Tuesday, June 28, 2011

What is the Real Difference Between Sunscreens?

It appears that there is a lot of confusion about sun screen and the Food and Drug Administration (FDA) has attempted to help the consumer by making the label more clear and truthful.

The FDA has banned exaggerated claims about sunscreens' strength and durability. Even broad-spectrum sunscreen with an SPF over 15 cannot be called "sunblock," because no lotion entirely blocks the sun's rays. Nor can sunscreen products be labeled as waterproof or sweatproof: There is no sunscreen that stays completely on the body when exposed to water. At the most, a product may be water- or sweat- resistant.

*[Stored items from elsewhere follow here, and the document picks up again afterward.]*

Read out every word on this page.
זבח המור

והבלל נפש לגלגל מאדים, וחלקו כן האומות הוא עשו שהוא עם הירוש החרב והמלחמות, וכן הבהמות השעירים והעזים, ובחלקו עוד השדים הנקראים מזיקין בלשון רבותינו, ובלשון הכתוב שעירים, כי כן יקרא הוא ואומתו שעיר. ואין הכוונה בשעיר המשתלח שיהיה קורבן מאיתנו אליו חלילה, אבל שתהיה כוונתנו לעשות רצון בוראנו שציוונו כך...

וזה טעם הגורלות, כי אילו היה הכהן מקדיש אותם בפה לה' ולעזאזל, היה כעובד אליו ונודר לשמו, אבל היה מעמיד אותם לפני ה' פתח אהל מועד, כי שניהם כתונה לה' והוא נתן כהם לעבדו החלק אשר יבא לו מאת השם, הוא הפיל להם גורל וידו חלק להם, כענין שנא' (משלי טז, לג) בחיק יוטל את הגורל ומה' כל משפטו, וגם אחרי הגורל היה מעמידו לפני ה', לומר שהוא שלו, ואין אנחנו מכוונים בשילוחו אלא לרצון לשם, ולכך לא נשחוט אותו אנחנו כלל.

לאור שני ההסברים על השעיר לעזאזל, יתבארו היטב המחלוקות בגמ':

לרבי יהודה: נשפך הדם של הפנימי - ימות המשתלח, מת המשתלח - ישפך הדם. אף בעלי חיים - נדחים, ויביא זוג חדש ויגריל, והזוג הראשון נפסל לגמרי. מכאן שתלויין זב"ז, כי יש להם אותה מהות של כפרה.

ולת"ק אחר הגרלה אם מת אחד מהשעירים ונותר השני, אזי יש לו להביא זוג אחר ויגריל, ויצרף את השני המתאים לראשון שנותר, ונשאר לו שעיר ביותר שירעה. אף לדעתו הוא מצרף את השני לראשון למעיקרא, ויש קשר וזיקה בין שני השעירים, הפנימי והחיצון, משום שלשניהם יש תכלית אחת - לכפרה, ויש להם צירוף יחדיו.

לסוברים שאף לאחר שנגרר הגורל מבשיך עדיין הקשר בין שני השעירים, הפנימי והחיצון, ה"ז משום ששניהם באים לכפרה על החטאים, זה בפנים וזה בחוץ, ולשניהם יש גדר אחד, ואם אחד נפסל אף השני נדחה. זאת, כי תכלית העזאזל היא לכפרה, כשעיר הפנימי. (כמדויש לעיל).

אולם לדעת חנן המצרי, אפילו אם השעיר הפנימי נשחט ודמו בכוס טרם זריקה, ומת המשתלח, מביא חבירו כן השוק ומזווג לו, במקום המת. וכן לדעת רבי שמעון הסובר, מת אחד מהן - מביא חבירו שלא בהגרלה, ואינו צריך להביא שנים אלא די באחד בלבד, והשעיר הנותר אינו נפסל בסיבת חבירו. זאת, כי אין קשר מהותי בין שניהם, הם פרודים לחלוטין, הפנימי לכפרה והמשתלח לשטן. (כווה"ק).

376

Not only do sunscreens come off the skin (particularly when exposed to water or toweled off) but their chemical components break down over time. To preserve the efficiency of sunscreens, the products should be stored in a cool, dry place and replaced every year. In addition, they should be reapplied at least every two hours or more frequently if exposed to water or rubbed off. Under the new regulations, water-resistant formulas must say on the label how long the product will protect skin before needing to be reapplied, either 40 or 80 minutes.

In addition, the FDA proposed a rule that would cap advertised SPF at "50 +", because the evidence that more expensive, higher-SPF products provide more skin protection is lacking. Many who wear high-SPF sunscreen spend more time in the sun and reapply less frequently than those whose sunscreen has a lower SPF. As a result, they end up with both sunburn and possibly long-term skin damage. In addition, many misunderstand the meaning of SPF.